LA HABANA, Cuba.- La extrema sequía que azota al territorio cubano ha encontrado un dañino aliado en la deplorable gestión del gobierno para garantizar la llegada del agua a los hogares en la capital. Las operaciones encaminadas a componer o renovar las redes hidráulicas ha dejado sin el imprescindible líquido a numerosas familias del consejo popular Jesús María, en La Habana Vieja.
Seis meses después de cerrada la última zanja bajo la cual –supuestamente– quedaron reparadas las nuevas cañerías, en varios solares no entra el agua con la frecuencia necesaria para dar abasto a estos recintos habitacionales, caracterizados por la fragilidad constructiva y el hacinamiento de varias familias. Un vecino de la calle Factoría declaró que, tras la sequía del año 2010 –una de las más terribles que ha afectado a la nación caribeña en lo que va del siglo XXI–, la afluencia del agua se estabilizó, hasta que comenzaron las obras públicas para sustituir varios kilómetros de conductos que tenían más de un siglo de existencia.

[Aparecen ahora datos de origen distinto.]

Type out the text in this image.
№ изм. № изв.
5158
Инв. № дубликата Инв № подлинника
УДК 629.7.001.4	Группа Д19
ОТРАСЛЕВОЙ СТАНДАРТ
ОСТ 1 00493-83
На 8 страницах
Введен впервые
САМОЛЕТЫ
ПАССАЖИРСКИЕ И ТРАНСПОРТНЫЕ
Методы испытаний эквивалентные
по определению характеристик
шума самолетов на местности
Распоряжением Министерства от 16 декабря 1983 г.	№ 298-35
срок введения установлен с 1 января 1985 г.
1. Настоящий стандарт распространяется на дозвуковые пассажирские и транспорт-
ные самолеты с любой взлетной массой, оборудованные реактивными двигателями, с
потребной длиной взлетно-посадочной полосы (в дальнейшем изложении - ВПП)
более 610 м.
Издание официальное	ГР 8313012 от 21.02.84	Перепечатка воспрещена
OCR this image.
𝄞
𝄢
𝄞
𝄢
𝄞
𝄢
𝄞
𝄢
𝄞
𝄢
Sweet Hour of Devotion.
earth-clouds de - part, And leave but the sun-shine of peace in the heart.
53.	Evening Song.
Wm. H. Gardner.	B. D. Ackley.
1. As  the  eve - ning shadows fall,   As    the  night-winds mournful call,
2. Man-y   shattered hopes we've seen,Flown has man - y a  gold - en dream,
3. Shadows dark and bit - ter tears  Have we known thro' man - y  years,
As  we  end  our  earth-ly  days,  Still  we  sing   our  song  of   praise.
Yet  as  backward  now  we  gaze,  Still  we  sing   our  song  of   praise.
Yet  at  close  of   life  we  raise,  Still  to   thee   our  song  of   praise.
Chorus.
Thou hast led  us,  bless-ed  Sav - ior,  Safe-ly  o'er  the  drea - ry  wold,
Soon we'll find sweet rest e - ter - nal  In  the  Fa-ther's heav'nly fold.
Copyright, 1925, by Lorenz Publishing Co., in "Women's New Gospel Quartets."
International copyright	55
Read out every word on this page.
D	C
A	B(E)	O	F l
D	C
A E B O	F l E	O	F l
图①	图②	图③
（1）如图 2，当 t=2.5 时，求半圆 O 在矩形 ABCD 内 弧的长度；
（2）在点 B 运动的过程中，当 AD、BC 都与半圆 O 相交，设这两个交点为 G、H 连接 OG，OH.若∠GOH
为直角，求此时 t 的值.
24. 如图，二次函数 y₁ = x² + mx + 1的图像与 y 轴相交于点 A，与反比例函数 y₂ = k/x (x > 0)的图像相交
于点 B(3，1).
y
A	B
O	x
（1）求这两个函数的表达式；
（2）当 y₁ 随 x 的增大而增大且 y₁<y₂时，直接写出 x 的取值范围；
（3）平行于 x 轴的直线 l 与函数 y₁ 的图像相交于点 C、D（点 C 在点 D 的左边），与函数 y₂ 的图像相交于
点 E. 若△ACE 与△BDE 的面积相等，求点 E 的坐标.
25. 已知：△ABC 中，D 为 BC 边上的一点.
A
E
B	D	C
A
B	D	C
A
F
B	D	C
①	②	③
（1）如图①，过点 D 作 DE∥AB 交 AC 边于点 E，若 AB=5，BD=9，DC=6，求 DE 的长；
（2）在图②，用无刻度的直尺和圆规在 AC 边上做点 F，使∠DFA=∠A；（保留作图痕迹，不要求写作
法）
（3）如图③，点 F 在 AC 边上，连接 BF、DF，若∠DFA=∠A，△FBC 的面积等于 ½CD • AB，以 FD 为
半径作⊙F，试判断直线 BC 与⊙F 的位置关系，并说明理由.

Desde que culminara el reemplazo de dichas estructuras, a mediados de 2015, el agua llega a los inmuebles cada varios días, muchas veces a medianoche, por un tiempo limitado de dos o tres horas. Las filas de vasijas vacías a la entrada de los solares y las cubetas llenas, peligrosamente transportadas a los pisos superiores de los edificios con ayuda de una roldana, conforman el cuadro patético de la vida de hombres y mujeres trabajadores, cuya lucha por la supervivencia abarca las 24 horas del día. Los habitantes de la calle Factoría –asolada por la sequía desde hace meses– han tenido que arreglárselas para contar con el mínimo indispensable de agua que les permita garantizar higiene y alimentación. Los métodos han sido diversos: desde colocar un número superior de tanques para asegurar un almacenamiento prolongado o instalar un motor (ladrón) de agua, hasta pagar colectivamente los 10 o 15 CUC que exigen los choferes de camiones cisternas por ofrecer sus servicios, al margen del ineficaz programa de distribución establecido por la empresa Aguas de La Habana.
Ambas alternativas únicamente solucionan el problema inmediato. Pero el mal permanece y se agudiza hasta provocar querellas entre vecinos, pues cada ladrón de agua conectado a la red principal, disminuye las posibilidades de quienes hacen fila varias horas para acabar yendo a casa –si tienen suerte– solo con la ración de beber. A pesar de las quejas transmitidas al delegado de la circunscripción, y de las catarsis multitudinarias en las oficinas de Aguas de La Habana o del Poder Popular, lo vecinos no pueden aspirar a otro recurso que no sea pagar de su propio bolsillo las pipas de agua. Esta solución ilegal trae paz a los hogares durante dos o tres días, al cabo de los cuales hay que reiniciar la colecta. Aunque las familias cubanas que viven en los barrios humildes no pueden permitirse este gasto con regularidad, acudir a las autoridades no es una opción.
Según una funcionaria de la oficina de Aguas de La Habana, el municipio Habana Vieja cuenta con pocos camiones cisternas para satisfacer la demanda, de modo que la planificación debe responder a las necesidades de los diversos consejos populares. El resultado es que solo puede enviarse una pipa cada tres días –mínimo– a las zonas afectadas, siempre que esta sea solicitada con anticipación por el delegado de la circunscripción. En medio de una coyuntura insostenible, los reclamos de la población se estrellan contra exigencias de ahorro y cooperación. Pero las pocas veces que un carro cisterna ha ofrecido servicios tras solicitud del delegado, ha llegado a su destino a altas horas de la noche y solo con el 50 % de su capacidad de llenado, luego de haber vendido la otra mitad al dueño de alguna casa de alquiler a extranjeros. Estos manejos son conocidos por la policía, los inspectores y los funcionarios de Aguas de La Habana, pero en lugar de contener el abuso, las tarifas han aumentado.
Históricamente habituado a callar y aguantar, el cubano común considera más factible probar suerte con una pipa mediada de agua que acusar a los choferes corruptos, quienes, sin el menor escrúpulo, venden en una sola vivienda el agua destinada a los habitantes de un edificio múltiple. En la Cuba actual, denunciar la rapacidad de estos individuos solo traería como consecuencia echar por la borda la posibilidad de remediar –aunque sea mediante pago y de manera transitoria– la sequía hogareña. Para los necesitados es preferible comulgar con trueques ilegales que lidiar con la disfuncionalidad doméstica resultante de la ausencia de agua: un mal que el gobierno de la Isla no parece interesado en resolver.